We craft impactful and influential visualizations that tell data-driven stories about the dynamics of the life insurance industry.
The standarization inititive constitutes establishing a style guide and a set best practices in order to guide the creation of new visualizations. A style guild ensures that data is presented with a common voice and makes the data the focus and not stylistic differences. Also, a set of best practices has been determined to guide visualization composition and behavior. Our guidelines are based on recommendations from experts in the field of visualization and, if followed, optimize a visualization to communicate the underlying data.
The Data Visualization Team builds and maintains open source visualization libraries. These libraries support the visualization team, as well as business analysts and data scientists, to easily and consistently produce standard visualizations and charts. The theme built into the library employs our style guide and and follows our determined set of best practices. Furthermore, examples and instructions are also provided to facilitate adoption.
Our visualization process leverages techniques in User Experience Design, Human-Computer Interaction and Software Architecture. The design process is user-centered and task focused and the implementation process is technically advanced. The goal is to produce visualizations that enable users to easily and quickly gain insights, accomplish tasks, and are enjoyable to use. We also build reusable components, setup systems, and establish processes that contribute to an automated visualization pipeline. This visualization pipeline improves our efficiency at delivering future visualizations and dashboards.

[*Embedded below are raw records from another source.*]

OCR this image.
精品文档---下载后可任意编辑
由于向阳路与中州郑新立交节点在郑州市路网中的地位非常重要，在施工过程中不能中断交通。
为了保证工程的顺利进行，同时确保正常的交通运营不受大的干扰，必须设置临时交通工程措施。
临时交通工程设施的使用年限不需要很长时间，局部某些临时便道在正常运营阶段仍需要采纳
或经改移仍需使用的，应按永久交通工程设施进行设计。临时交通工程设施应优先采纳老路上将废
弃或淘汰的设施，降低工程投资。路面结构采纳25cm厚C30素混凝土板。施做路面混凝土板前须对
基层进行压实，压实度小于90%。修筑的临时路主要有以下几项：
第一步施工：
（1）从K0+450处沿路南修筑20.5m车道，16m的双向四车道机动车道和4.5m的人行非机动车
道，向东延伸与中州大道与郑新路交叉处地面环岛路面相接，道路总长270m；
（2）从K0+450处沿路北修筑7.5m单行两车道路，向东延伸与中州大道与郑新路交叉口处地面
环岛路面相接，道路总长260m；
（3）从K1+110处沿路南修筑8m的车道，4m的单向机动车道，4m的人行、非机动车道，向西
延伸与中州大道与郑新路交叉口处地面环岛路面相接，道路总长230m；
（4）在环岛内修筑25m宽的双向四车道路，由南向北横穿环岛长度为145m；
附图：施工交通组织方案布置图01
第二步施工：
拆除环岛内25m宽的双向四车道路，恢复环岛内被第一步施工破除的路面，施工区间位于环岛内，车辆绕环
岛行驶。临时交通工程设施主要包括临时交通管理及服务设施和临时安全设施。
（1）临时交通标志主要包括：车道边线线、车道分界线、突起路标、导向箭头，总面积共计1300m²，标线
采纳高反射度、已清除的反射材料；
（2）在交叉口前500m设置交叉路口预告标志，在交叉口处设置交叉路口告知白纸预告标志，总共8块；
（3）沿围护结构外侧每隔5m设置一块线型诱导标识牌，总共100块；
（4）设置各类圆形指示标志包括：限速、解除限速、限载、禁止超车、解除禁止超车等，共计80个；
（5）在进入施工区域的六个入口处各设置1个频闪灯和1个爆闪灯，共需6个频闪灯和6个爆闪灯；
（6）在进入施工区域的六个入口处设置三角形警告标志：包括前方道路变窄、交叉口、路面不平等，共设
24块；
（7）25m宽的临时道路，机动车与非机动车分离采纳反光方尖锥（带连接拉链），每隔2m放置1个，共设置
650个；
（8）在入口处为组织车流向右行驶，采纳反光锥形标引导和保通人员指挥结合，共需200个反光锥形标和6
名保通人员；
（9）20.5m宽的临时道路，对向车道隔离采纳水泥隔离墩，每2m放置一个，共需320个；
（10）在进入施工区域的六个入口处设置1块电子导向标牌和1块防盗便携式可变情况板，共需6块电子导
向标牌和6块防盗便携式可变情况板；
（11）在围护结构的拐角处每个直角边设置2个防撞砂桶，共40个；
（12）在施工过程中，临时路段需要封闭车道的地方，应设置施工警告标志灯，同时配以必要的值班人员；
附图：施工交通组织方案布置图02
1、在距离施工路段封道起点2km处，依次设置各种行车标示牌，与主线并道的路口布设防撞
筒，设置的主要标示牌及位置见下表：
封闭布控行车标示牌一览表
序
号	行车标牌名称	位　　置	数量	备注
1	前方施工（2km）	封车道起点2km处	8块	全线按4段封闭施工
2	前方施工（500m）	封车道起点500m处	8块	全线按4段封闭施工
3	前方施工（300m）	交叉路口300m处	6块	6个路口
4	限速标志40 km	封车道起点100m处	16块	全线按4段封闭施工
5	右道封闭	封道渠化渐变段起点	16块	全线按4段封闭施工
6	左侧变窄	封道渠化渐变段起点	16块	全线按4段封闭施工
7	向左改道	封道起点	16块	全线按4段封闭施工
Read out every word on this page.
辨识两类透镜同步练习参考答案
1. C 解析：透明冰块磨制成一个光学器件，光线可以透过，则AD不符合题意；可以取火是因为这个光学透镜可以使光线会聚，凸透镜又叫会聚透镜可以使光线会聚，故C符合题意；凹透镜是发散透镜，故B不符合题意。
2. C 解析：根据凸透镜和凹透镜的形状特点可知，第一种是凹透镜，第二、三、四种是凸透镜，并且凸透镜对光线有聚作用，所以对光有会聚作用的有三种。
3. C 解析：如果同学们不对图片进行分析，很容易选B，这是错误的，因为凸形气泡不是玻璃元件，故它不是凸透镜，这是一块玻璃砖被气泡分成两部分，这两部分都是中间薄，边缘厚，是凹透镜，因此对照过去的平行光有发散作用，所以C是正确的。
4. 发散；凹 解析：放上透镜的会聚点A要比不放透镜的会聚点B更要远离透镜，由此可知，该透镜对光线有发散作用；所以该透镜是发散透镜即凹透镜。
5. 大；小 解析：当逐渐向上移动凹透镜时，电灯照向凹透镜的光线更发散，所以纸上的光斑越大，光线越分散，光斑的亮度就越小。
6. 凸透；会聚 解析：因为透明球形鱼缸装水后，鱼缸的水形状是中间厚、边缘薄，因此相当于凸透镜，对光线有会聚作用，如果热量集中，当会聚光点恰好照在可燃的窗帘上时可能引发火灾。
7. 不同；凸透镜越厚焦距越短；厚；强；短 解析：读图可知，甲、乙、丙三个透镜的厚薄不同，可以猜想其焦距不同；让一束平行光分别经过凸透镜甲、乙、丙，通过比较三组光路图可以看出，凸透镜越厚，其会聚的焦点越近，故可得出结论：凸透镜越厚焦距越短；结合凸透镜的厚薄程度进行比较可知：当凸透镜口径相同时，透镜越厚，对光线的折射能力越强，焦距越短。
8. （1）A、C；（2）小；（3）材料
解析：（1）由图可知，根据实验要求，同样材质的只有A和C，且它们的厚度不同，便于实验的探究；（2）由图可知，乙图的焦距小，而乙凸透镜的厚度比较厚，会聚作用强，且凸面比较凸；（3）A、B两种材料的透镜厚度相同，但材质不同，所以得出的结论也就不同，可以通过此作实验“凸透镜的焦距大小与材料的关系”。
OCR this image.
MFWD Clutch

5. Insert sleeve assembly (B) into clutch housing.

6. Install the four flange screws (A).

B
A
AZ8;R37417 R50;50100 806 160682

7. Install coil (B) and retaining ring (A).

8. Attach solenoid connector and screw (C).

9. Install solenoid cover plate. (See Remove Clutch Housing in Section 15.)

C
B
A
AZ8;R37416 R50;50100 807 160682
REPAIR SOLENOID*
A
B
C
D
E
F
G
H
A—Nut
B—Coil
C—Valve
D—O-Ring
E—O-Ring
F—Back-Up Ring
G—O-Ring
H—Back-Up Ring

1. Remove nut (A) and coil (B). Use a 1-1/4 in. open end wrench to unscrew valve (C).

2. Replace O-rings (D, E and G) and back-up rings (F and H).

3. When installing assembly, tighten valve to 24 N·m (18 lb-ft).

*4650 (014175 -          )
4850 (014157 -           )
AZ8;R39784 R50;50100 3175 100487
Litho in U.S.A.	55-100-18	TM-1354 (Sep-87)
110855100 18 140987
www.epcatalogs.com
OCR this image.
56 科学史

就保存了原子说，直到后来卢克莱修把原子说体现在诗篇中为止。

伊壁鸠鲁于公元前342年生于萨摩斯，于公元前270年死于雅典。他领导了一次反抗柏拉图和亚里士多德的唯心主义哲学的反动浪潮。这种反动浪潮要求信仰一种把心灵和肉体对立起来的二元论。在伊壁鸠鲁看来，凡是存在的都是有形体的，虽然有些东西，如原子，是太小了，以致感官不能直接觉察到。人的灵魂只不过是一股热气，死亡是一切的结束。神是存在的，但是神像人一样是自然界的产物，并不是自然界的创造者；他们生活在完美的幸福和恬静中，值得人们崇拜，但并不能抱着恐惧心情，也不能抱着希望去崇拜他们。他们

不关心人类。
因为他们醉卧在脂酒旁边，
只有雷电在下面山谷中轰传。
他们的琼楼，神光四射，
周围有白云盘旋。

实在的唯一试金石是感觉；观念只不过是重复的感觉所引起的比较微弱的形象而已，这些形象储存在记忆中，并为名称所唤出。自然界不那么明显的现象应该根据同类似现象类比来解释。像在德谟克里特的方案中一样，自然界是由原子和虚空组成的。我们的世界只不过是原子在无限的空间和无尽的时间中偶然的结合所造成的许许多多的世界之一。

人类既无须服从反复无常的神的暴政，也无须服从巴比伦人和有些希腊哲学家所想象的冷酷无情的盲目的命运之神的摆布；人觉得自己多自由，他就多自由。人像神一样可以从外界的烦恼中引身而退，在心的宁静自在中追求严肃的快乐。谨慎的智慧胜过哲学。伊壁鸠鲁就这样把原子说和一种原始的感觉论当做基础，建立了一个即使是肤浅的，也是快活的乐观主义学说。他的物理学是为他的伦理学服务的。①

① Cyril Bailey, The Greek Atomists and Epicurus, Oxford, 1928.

Visualizations go through a prototyping process in which stakeholders and potential users provide feedback through multiple iterations of usability testing. The visualizations are optimized around the userís need to accomplish tasks and to gain insights from the data.
During the implementation phase, the technologies we use are dependent on the purpose of the visualization, required functionality, complexity tradeoffs and context of use. We address visualization performance by optimizing the logic that maps data values to visual space as well as selectively choosing the rendering method. Additionally we make use of data marts, tailor queries to their corresponding visualization and strategically making use caching.